In the early days of the quest for resonance and reflection free drivers it became abundantly clear that in order to fully complement the transparency of reproduction from a well-designed dome transducer something had to be done to remove any hint of cabinet colouration.
Colouration which could usually be traced back to resonant air pockets, the eigentones of the main cavity or structural modes in the enclosure walls.
Mounting the drivers in the side of a large cylinder proved a very effective way of smoothing the path for the forward radiation but this did nothing for the sound coming out of the driver rear which has to be confined or dissipated in some way. Initial results, using a ring magnet within the voice coil diameter and a small central hole to connect the rear of the dome to the outside world, suffered from a strong Helmholtz resonance problem which imposed a severe peak and dip in the forward response.

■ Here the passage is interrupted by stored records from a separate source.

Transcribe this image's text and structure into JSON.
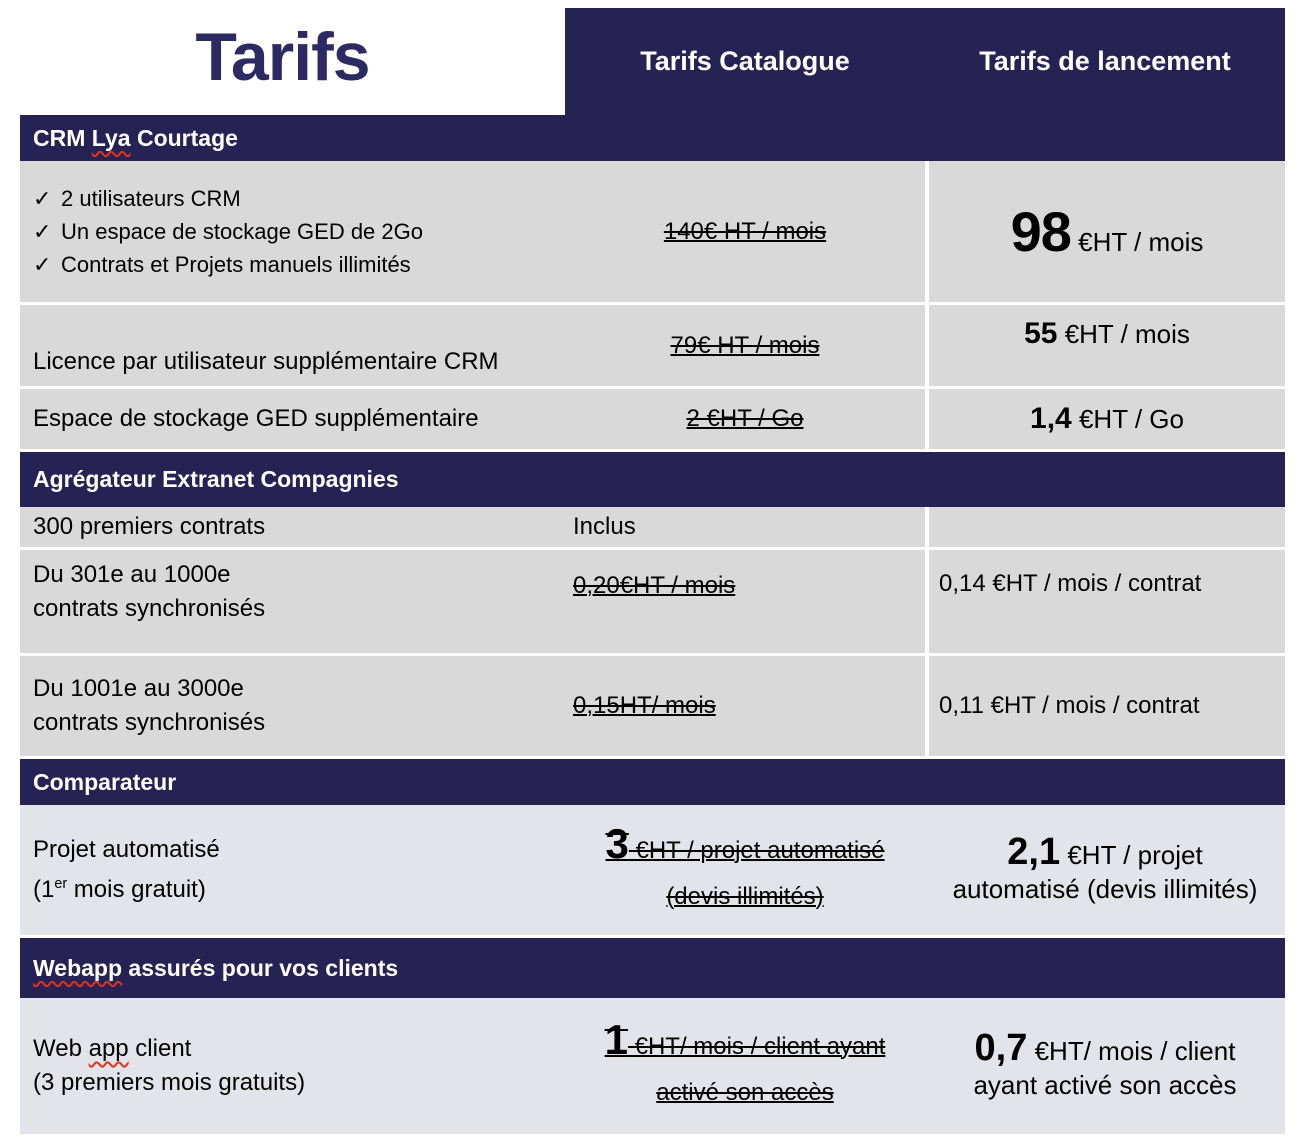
{
  "title": "Tarifs",
  "glyphs": {
    "check": "✓"
  },
  "colors": {
    "navy": "#272254",
    "row_gray": "#D9D9D9",
    "row_gray_light": "#E3E4E9",
    "spellcheck_red": "#E0321E"
  },
  "header_columns": {
    "catalogue": "Tarifs Catalogue",
    "lancement": "Tarifs de lancement"
  },
  "crm": {
    "header": {
      "pre": "CRM ",
      "wavy": "Lya",
      "post": " Courtage"
    },
    "row_pack": {
      "features": [
        "2 utilisateurs CRM",
        "Un espace de stockage GED de 2Go",
        "Contrats et Projets manuels illimités"
      ],
      "old_price": "140€ HT / mois",
      "new_big": "98",
      "new_rest": " €HT / mois"
    },
    "row_licence": {
      "label": "Licence par utilisateur supplémentaire CRM",
      "old_price": "79€ HT / mois",
      "new_big": "55",
      "new_rest": " €HT / mois"
    },
    "row_storage": {
      "label": "Espace de stockage GED supplémentaire",
      "old_price": "2 €HT / Go",
      "new_big": "1,4",
      "new_rest": " €HT / Go"
    }
  },
  "aggregateur": {
    "header": "Agrégateur Extranet Compagnies",
    "row_300": {
      "label": "300 premiers contrats",
      "middle": "Inclus"
    },
    "row_301_1000": {
      "label_line1": "Du 301e au 1000e",
      "label_line2": "contrats synchronisés",
      "old_price": "0,20€HT / mois",
      "new_price": "0,14 €HT / mois / contrat"
    },
    "row_1001_3000": {
      "label_line1": "Du 1001e au 3000e",
      "label_line2": "contrats synchronisés",
      "old_price": "0,15HT/ mois",
      "new_price": "0,11 €HT / mois / contrat"
    }
  },
  "comparateur": {
    "header": "Comparateur",
    "row": {
      "label_line1": "Projet automatisé",
      "label_line2_pre": "(1",
      "label_line2_sup": "er",
      "label_line2_post": " mois gratuit)",
      "old_big": "3",
      "old_line1": " €HT / projet automatisé",
      "old_line2": "(devis illimités)",
      "new_big": "2,1",
      "new_line1": " €HT / projet",
      "new_line2": "automatisé (devis illimités)"
    }
  },
  "webapp": {
    "header": {
      "wavy": "Webapp",
      "post": " assurés pour vos clients"
    },
    "row": {
      "label_line1_pre": "Web ",
      "label_line1_wavy": "app",
      "label_line1_post": " client",
      "label_line2": "(3 premiers mois gratuits)",
      "old_big": "1",
      "old_line1": " €HT/ mois / client ayant",
      "old_line2": "activé son accès",
      "new_big": "0,7",
      "new_line1": " €HT/ mois / client",
      "new_line2": "ayant activé son accès"
    }
  }
}
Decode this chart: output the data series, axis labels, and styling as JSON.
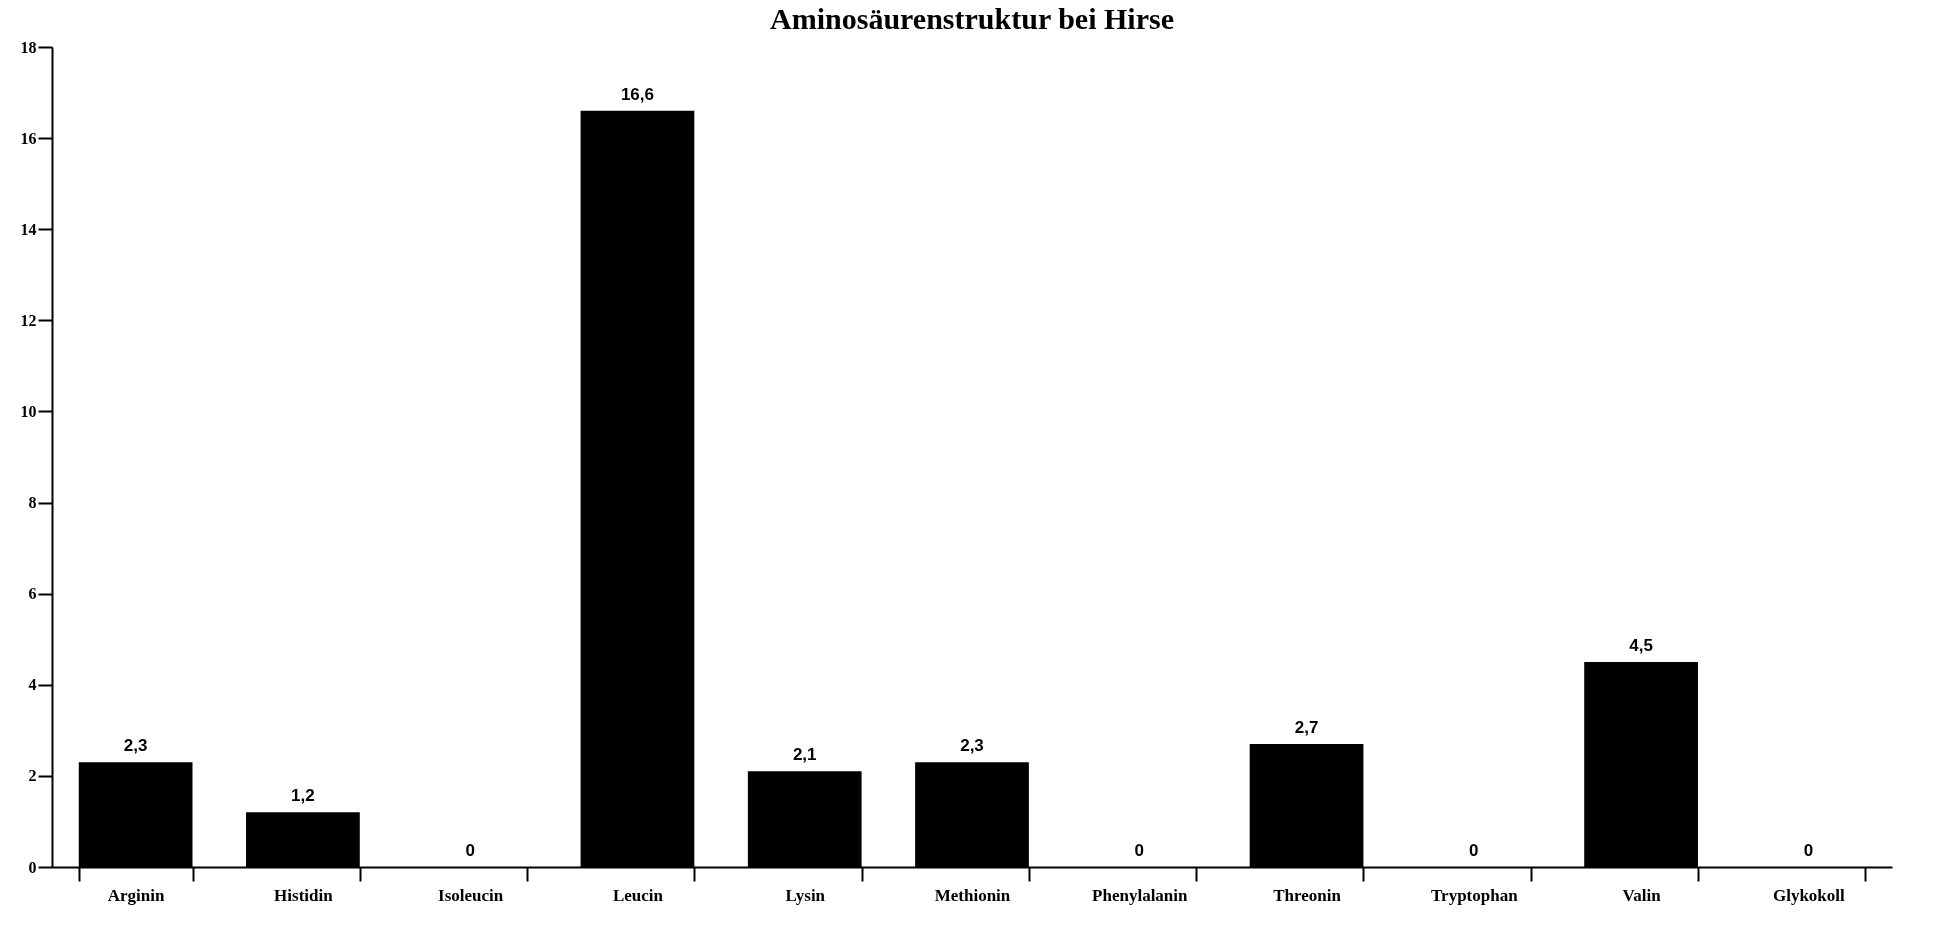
{
  "chart_data": {
    "type": "bar",
    "title": "Aminosäurenstruktur bei Hirse",
    "categories": [
      "Arginin",
      "Histidin",
      "Isoleucin",
      "Leucin",
      "Lysin",
      "Methionin",
      "Phenylalanin",
      "Threonin",
      "Tryptophan",
      "Valin",
      "Glykokoll"
    ],
    "values": [
      2.3,
      1.2,
      0,
      16.6,
      2.1,
      2.3,
      0,
      2.7,
      0,
      4.5,
      0
    ],
    "value_labels": [
      "2,3",
      "1,2",
      "0",
      "16,6",
      "2,1",
      "2,3",
      "0",
      "2,7",
      "0",
      "4,5",
      "0"
    ],
    "color": "#000000",
    "ylim": [
      0,
      18
    ],
    "yticks": [
      0,
      2,
      4,
      6,
      8,
      10,
      12,
      14,
      16,
      18
    ],
    "grid": false
  }
}
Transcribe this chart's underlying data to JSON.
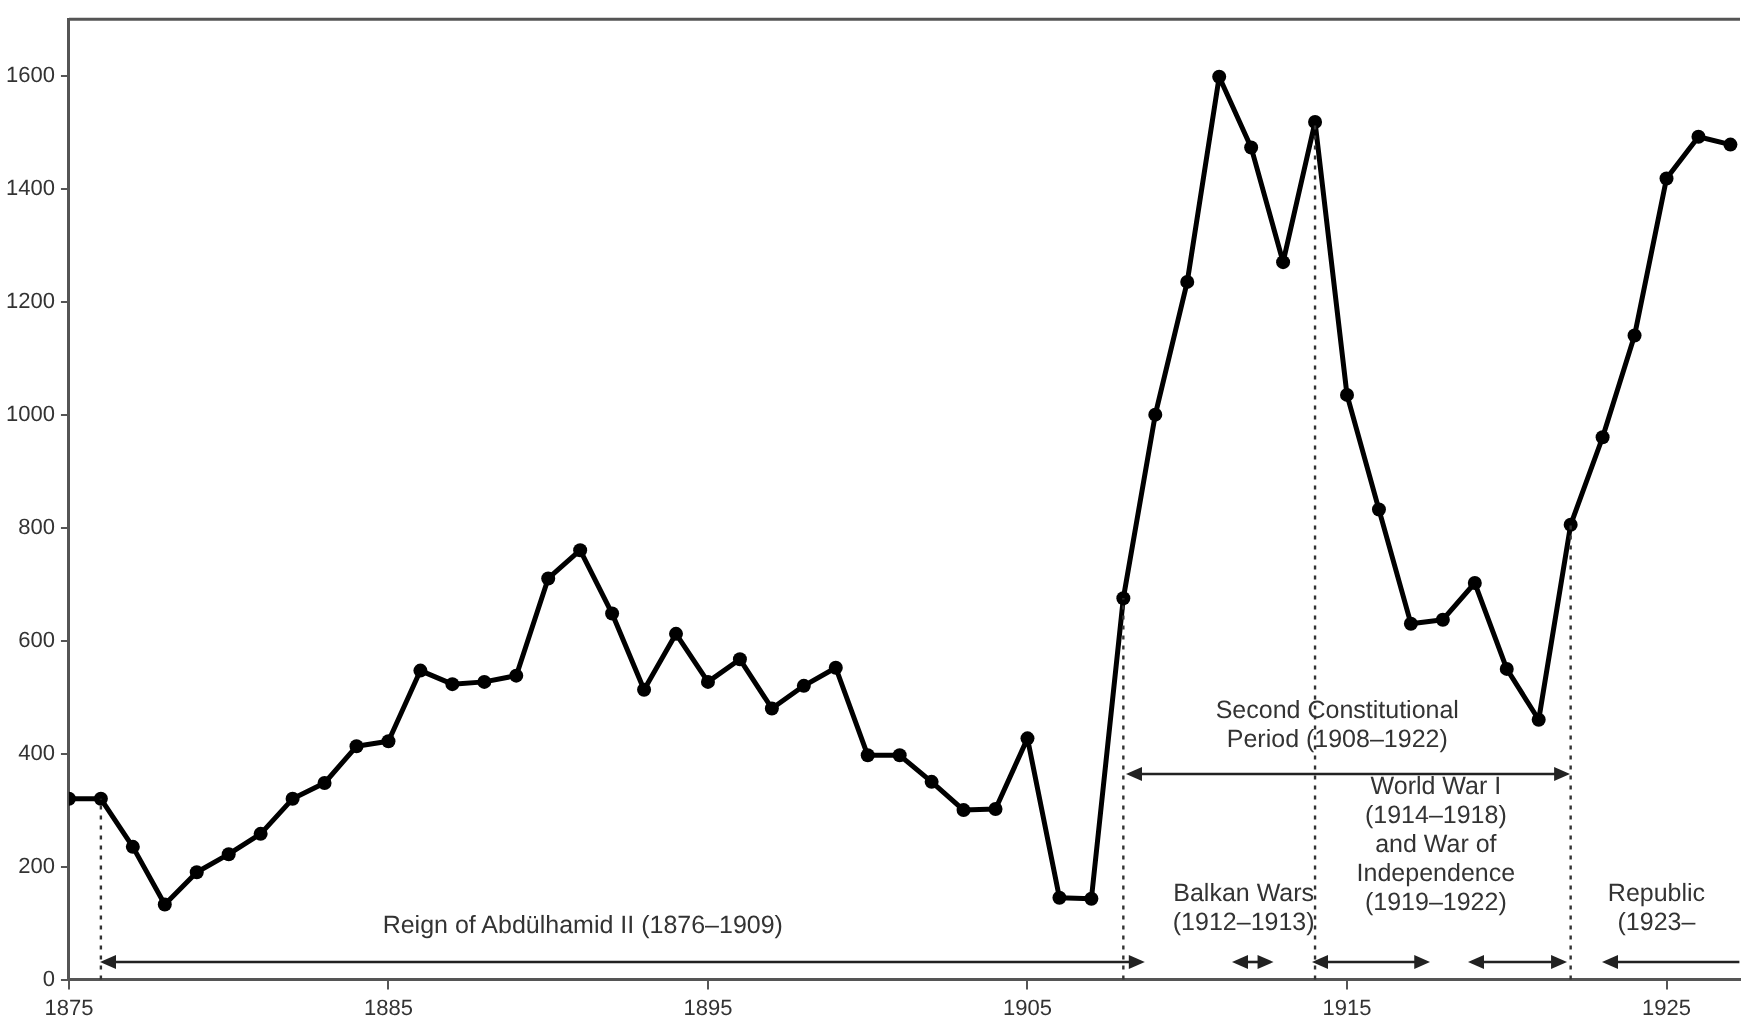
{
  "chart_data": {
    "type": "line",
    "x": [
      1875,
      1876,
      1877,
      1878,
      1879,
      1880,
      1881,
      1882,
      1883,
      1884,
      1885,
      1886,
      1887,
      1888,
      1889,
      1890,
      1891,
      1892,
      1893,
      1894,
      1895,
      1896,
      1897,
      1898,
      1899,
      1900,
      1901,
      1902,
      1903,
      1904,
      1905,
      1906,
      1907,
      1908,
      1909,
      1910,
      1911,
      1912,
      1913,
      1914,
      1915,
      1916,
      1917,
      1918,
      1919,
      1920,
      1921,
      1922,
      1923,
      1924,
      1925,
      1926,
      1927
    ],
    "values": [
      320,
      320,
      235,
      133,
      190,
      222,
      258,
      320,
      348,
      413,
      422,
      547,
      523,
      527,
      538,
      710,
      760,
      648,
      513,
      612,
      527,
      567,
      480,
      520,
      552,
      397,
      397,
      350,
      300,
      302,
      427,
      145,
      143,
      675,
      1000,
      1235,
      1598,
      1473,
      1270,
      1518,
      1035,
      832,
      630,
      637,
      702,
      550,
      460,
      805,
      960,
      1140,
      1418,
      1492,
      1478
    ],
    "color": "#000000",
    "marker": "circle",
    "line_style": "solid",
    "xlim": [
      1875,
      1927.3
    ],
    "xticks": [
      1875,
      1885,
      1895,
      1905,
      1915,
      1925
    ],
    "ylim": [
      0,
      1700
    ],
    "yticks": [
      0,
      200,
      400,
      600,
      800,
      1000,
      1200,
      1400,
      1600
    ],
    "grid": false,
    "legend": false,
    "ref_lines": [
      {
        "axis": "x",
        "value": 1876,
        "line_style": "dotted"
      },
      {
        "axis": "x",
        "value": 1908,
        "line_style": "dotted"
      },
      {
        "axis": "x",
        "value": 1914,
        "line_style": "dotted"
      },
      {
        "axis": "x",
        "value": 1922,
        "line_style": "dotted"
      }
    ],
    "annotations": [
      "Reign of Abdülhamid II (1876–1909)",
      "Second Constitutional\nPeriod (1908–1922)",
      "Balkan Wars\n(1912–1913)",
      "World War I\n(1914–1918)\nand War of\nIndependence\n(1919–1922)",
      "Republic\n(1923–"
    ]
  }
}
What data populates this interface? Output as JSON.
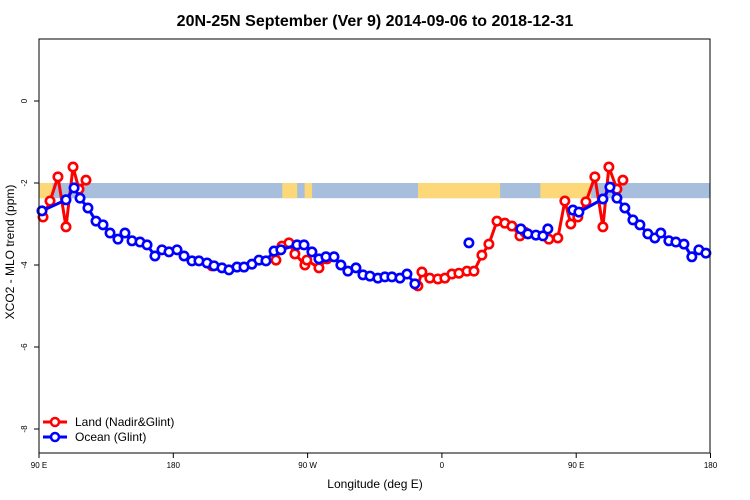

Replacing the magnet with an external ring and opening out the hole in the pole to the greatest diameter possible allowed the rear radiation to emerge unhindered but when attached to any sort of enclosure this performance was inevitably compromised by the resonant modes of the enclosed air space. Adding damping can improve this greatly but there had to be a better way.
Coupling the driver instead to the end of a long tube excited a classic series of resonances but these were rather easier to damp out with a fibrous filling than with a short wide enclosure but it required rather a long tube to get good results. That wasn’t really an issue for a midrange unit but a 30cm bass driver in the end of a 3m tube was a rather different matter! So it was decided to try an exponentially tapered tube which, above its cut-off frequency, behaves pretty much like a straight tube but occupies about a third of the volume. And when adding the damping material it was found that simply drawing a length of fibre mat into the tube and letting the taper of the tube naturally compress the filling towards the narrow end resulted in a performance which actually exceeded that of the parallel tube.
This principle has now been applied to both the high frequency and mid-range units of Vivid systems and ensures the best performance from both.